Vladimir Pecherin

Vladimir Sergeyvich Pecherin (Владимир Сергеевич Печерин) (27 June 1807 – 28 April 1885), was a controversial Russian political figure both in 19th-century Ireland and in Russia. A rebellious writer and Romantic lyricist poet that rejected despotism,[1] his writings in his autobiographical notes and in his letters to other Russians provide a historical context to the evolution of Russian intellectual thought of the 1860s and 1870s. Pecherin's writings present the Russian Zeitgeist[2] of the period artistically.

Father Vladimir Pecherin

Early years

Pecherin was born in the town of Velyka Dymerka in the Russian Empire (modern-day Ukraine) on 27 June 1807.[3] He was raised in the Russian Orthodox Church.[4]

Pecherin was attracted to the moral and religious ideology of Utopian Socialism. He entered Moscow University, as a student of classical languages, and he wrote manuscripts of poetry that circulated among his university companions. Pecherin was sent abroad for two years on a government scholarship to complete his education.

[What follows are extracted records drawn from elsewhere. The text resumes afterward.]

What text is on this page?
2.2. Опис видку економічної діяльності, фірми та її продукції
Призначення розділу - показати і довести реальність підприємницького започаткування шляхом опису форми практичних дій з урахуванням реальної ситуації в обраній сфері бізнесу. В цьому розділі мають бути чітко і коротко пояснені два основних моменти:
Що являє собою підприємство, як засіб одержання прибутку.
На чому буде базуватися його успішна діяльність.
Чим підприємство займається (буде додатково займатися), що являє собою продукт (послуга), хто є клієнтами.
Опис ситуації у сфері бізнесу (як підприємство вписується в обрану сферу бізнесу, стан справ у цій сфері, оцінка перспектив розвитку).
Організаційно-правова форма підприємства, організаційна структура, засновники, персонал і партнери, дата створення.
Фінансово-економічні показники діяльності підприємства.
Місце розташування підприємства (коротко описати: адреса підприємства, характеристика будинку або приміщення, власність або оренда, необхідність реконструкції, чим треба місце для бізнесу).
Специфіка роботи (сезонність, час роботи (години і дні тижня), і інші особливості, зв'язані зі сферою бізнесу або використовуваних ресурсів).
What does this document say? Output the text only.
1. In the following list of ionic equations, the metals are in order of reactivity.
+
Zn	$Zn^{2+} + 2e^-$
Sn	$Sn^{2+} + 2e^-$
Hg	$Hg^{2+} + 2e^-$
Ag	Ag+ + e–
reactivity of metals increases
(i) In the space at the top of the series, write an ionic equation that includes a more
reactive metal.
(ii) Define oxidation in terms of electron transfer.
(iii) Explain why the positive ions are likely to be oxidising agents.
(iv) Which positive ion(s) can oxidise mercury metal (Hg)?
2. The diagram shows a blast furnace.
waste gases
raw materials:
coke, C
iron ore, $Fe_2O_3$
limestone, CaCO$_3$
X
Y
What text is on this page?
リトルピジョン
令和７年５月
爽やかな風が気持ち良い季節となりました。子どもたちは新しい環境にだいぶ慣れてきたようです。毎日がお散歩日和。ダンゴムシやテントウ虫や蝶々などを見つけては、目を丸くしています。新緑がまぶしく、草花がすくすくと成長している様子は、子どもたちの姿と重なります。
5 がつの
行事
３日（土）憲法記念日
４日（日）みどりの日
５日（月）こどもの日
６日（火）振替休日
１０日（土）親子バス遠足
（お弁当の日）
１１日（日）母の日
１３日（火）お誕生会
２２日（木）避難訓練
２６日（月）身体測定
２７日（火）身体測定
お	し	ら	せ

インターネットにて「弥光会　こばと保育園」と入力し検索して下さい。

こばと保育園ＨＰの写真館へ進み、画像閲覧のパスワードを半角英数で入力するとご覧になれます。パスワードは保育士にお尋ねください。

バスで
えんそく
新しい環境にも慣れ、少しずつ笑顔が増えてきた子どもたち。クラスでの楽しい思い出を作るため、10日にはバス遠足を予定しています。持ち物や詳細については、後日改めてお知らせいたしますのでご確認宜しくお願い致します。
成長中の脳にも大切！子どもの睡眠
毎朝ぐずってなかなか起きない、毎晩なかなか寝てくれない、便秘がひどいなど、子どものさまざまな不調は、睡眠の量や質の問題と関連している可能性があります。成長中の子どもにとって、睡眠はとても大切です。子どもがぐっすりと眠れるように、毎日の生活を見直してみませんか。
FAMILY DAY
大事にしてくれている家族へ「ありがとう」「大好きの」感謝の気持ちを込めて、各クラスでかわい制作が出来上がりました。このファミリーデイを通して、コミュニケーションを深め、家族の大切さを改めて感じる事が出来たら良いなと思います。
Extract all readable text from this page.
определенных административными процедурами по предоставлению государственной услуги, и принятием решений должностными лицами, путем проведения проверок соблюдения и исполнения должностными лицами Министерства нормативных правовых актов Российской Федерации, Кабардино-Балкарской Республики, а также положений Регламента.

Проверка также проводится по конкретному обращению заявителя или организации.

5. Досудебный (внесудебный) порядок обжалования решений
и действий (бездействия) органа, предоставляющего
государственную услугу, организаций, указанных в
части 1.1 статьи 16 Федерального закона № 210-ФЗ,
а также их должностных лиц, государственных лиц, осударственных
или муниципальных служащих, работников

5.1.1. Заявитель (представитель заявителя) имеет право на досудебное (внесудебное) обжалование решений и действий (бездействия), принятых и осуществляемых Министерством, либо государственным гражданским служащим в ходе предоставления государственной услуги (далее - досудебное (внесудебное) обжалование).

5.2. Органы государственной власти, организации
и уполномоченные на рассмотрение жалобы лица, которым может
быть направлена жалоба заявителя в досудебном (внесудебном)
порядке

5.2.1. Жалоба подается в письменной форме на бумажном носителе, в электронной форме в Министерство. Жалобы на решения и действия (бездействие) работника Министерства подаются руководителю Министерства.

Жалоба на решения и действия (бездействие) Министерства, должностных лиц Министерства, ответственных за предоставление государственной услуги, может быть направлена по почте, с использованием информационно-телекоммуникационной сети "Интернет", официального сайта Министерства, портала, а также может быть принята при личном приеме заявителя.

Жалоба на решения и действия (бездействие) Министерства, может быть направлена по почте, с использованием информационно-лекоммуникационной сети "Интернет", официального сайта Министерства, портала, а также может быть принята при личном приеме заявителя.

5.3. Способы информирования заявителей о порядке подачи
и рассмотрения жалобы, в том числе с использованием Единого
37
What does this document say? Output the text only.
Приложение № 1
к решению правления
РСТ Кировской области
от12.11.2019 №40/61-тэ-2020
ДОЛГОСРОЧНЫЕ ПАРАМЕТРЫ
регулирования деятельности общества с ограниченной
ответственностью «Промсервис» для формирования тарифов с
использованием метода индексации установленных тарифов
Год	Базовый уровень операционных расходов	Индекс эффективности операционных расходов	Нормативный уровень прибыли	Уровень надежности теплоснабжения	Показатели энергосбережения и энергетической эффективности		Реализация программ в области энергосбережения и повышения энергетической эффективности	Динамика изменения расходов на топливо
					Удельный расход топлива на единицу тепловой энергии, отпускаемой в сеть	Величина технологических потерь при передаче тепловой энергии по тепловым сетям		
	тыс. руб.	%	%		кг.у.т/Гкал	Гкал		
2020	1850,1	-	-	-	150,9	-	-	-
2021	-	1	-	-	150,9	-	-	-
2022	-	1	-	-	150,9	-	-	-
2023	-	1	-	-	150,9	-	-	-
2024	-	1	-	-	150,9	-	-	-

In 1835, after returning to Moscow University from his travels, even before completing his degree, Pecherin was appointed as Professor of Greek Language and antiquities. After one term, in 1836, he left Russia to pursue radical politics in Europe. In a letter explaining to the authorities, Pecherin stated that he would never return to a country among whose inhabitants it was impossible to find the imprint of their Creator. He is considered by some to have been the first Russian political emigrant.

Self-exile

In 1840, after four years of exploring Europe, at times reduced to complete poverty, Pecherin unexpectedly converted to Catholicism and became a member of the Redemptorists whose mission was to work among the poor. He lived in a monastery in Clapham, near London and later in Ireland.

In 1855, he was the last person to be tried for blasphemy in Ireland.[5] The trial, which was a major public event, took place at Kingston (now Dún Laoghaire) for allegedly burning Protestant Bibles with many works of immoral literature on Guy Fawkes Day. Despite many witnesses, the case was not proven and Pecherin's acquittal was raucously celebrated by his followers.

Later life

In 1862, after 20 years of service as a missionary, Pecherin left the Redemptorists. He spent the last 23 years of his life serving as a chaplain at the Mater Hospital in Dublin, Ireland. During his time in Dublin, he wrote his memoirs, Apologia pro vita mea (Notes from Beyond the Tomb). His memoirs were so controversial, critical of both the Russian government and the Catholic Church of the time, that they were not published in Russia until a hundred years after his death. They contain an account of his experiences in Europe, particularly in Belgium, after leaving Russia, and his fight against poverty.

Pecherin died in Dublin on 29 April 1885.

Quotes

  • "How sweet it is to hate one's native land and avidly desire its ruin - and in its ruin to discern the dawn of universal rebirth."
  • Pecherin's philosophy influenced Fyodor Dostoevsky and it is believed that Dostoevsky's anti-materialist "one secluded thinker" in The Idiot is an allusion to Pecherin.[6]